Two people were killed in firing in separate incidents elsewhere, witnesses and news reports said. One person was killed when troops opened fire overnight on a group of protesters near the capital Naypyidaw.
So far last night there were no reports of large-scale protests in Yangon or in the country's second city, Mandalay, which bore the brunt of the casualties on Saturday, Myanmar's Armed Forces Day. Funerals were held in many places.
At least six children between the ages of 10 and 16 were among those killed on Saturday.
The bloodshed drew renewed Western condemnation. The United Nations special rapporteur for Myanmar said the army was carrying out "mass murder" and called on the world to isolate the junta and halt its access to weapons.

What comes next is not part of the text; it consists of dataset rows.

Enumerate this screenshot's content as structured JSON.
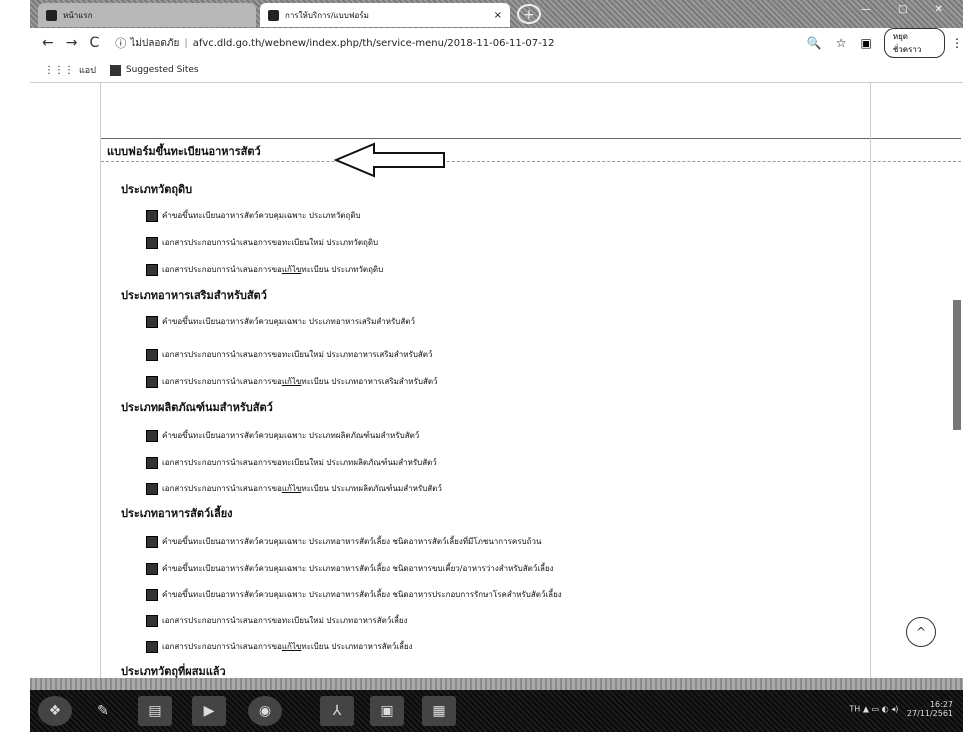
{
  "browser": {
    "tabs": [
      {
        "label": "หน้าแรก"
      },
      {
        "label": "การให้บริการ/แบบฟอร์ม"
      }
    ],
    "tab_close_glyph": "×",
    "new_tab_glyph": "+",
    "nav": {
      "back": "←",
      "forward": "→",
      "reload": "C"
    },
    "address": {
      "security_label": "ไม่ปลอดภัย",
      "url": "afvc.dld.go.th/webnew/index.php/th/service-menu/2018-11-06-11-07-12"
    },
    "profile_label": "หยุดชั่วคราว",
    "bookmarks": [
      {
        "label": "แอป"
      },
      {
        "label": "Suggested Sites"
      }
    ]
  },
  "page": {
    "title": "แบบฟอร์มขึ้นทะเบียนอาหารสัตว์",
    "sections": [
      {
        "heading": "ประเภทวัตถุดิบ",
        "items": [
          {
            "text": "คำขอขึ้นทะเบียนอาหารสัตว์ควบคุมเฉพาะ ประเภทวัตถุดิบ"
          },
          {
            "text": "เอกสารประกอบการนำเสนอการขอทะเบียนใหม่ ประเภทวัตถุดิบ"
          },
          {
            "pre": "เอกสารประกอบการนำเสนอการขอ",
            "ul": "แก้ไข",
            "post": "ทะเบียน ประเภทวัตถุดิบ"
          }
        ]
      },
      {
        "heading": "ประเภทอาหารเสริมสำหรับสัตว์",
        "items": [
          {
            "text": "คำขอขึ้นทะเบียนอาหารสัตว์ควบคุมเฉพาะ ประเภทอาหารเสริมสำหรับสัตว์"
          },
          {
            "text": "เอกสารประกอบการนำเสนอการขอทะเบียนใหม่ ประเภทอาหารเสริมสำหรับสัตว์"
          },
          {
            "pre": "เอกสารประกอบการนำเสนอการขอ",
            "ul": "แก้ไข",
            "post": "ทะเบียน ประเภทอาหารเสริมสำหรับสัตว์"
          }
        ]
      },
      {
        "heading": "ประเภทผลิตภัณฑ์นมสำหรับสัตว์",
        "items": [
          {
            "text": "คำขอขึ้นทะเบียนอาหารสัตว์ควบคุมเฉพาะ ประเภทผลิตภัณฑ์นมสำหรับสัตว์"
          },
          {
            "text": "เอกสารประกอบการนำเสนอการขอทะเบียนใหม่ ประเภทผลิตภัณฑ์นมสำหรับสัตว์"
          },
          {
            "pre": "เอกสารประกอบการนำเสนอการขอ",
            "ul": "แก้ไข",
            "post": "ทะเบียน ประเภทผลิตภัณฑ์นมสำหรับสัตว์"
          }
        ]
      },
      {
        "heading": "ประเภทอาหารสัตว์เลี้ยง",
        "items": [
          {
            "text": "คำขอขึ้นทะเบียนอาหารสัตว์ควบคุมเฉพาะ ประเภทอาหารสัตว์เลี้ยง ชนิดอาหารสัตว์เลี้ยงที่มีโภชนาการครบถ้วน"
          },
          {
            "text": "คำขอขึ้นทะเบียนอาหารสัตว์ควบคุมเฉพาะ ประเภทอาหารสัตว์เลี้ยง ชนิดอาหารขบเคี้ยว/อาหารว่างสำหรับสัตว์เลี้ยง"
          },
          {
            "text": "คำขอขึ้นทะเบียนอาหารสัตว์ควบคุมเฉพาะ ประเภทอาหารสัตว์เลี้ยง ชนิดอาหารประกอบการรักษาโรคสำหรับสัตว์เลี้ยง"
          },
          {
            "text": "เอกสารประกอบการนำเสนอการขอทะเบียนใหม่ ประเภทอาหารสัตว์เลี้ยง"
          },
          {
            "pre": "เอกสารประกอบการนำเสนอการขอ",
            "ul": "แก้ไข",
            "post": "ทะเบียน ประเภทอาหารสัตว์เลี้ยง"
          }
        ]
      },
      {
        "heading": "ประเภทวัตถุที่ผสมแล้ว",
        "items": []
      }
    ],
    "scroll_top_glyph": "^"
  },
  "taskbar": {
    "clock_time": "16:27",
    "clock_date": "27/11/2561",
    "tray_lang": "TH"
  }
}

Foreign criticism and sanctions imposed by some Western nations have failed so far to sway the military leaders as have almost daily protests around the country since the junta took power and detained elected leader Aung San Suu Kyi.
The number of killings since the coup is now more than 420, according to multiple counts.
Saturday also brought some of the heaviest fighting since the coup between the army and the ethnic armed groups that control swathes of the country.
Military jets killed at least three people in a raid on a village controlled by an armed group from the Karen minority, a civil society group said, after the Karen National Union faction earlier said it had overrun an army post near the Thai border, killing 10 people. The air strikes sent villagers fleeing into the jungle.
Senior general Min Aung Hlaing, the junta leader, said during a parade to mark Armed Forces Day that the military would protect the people and strive for democracy.
Countries including the United States, Britain and the European Union strongly condemned the violence.
UN special rapporteur Tom Andrews said it is time for the world to take action - if not through the UN Security Council then through an international emergency summit. He said the junta should be cut off from funding, such as oil and gas revenues, and from access to weapons.
"Words of condemnation or concern are frankly ringing hollow to the people of Myanmar while the military junta commits mass murder against them," he said.
Defense chiefs from a dozen countries said in a statement that a professional military must follow international standards for conduct "and is responsible for protecting - not harming - the people it serves."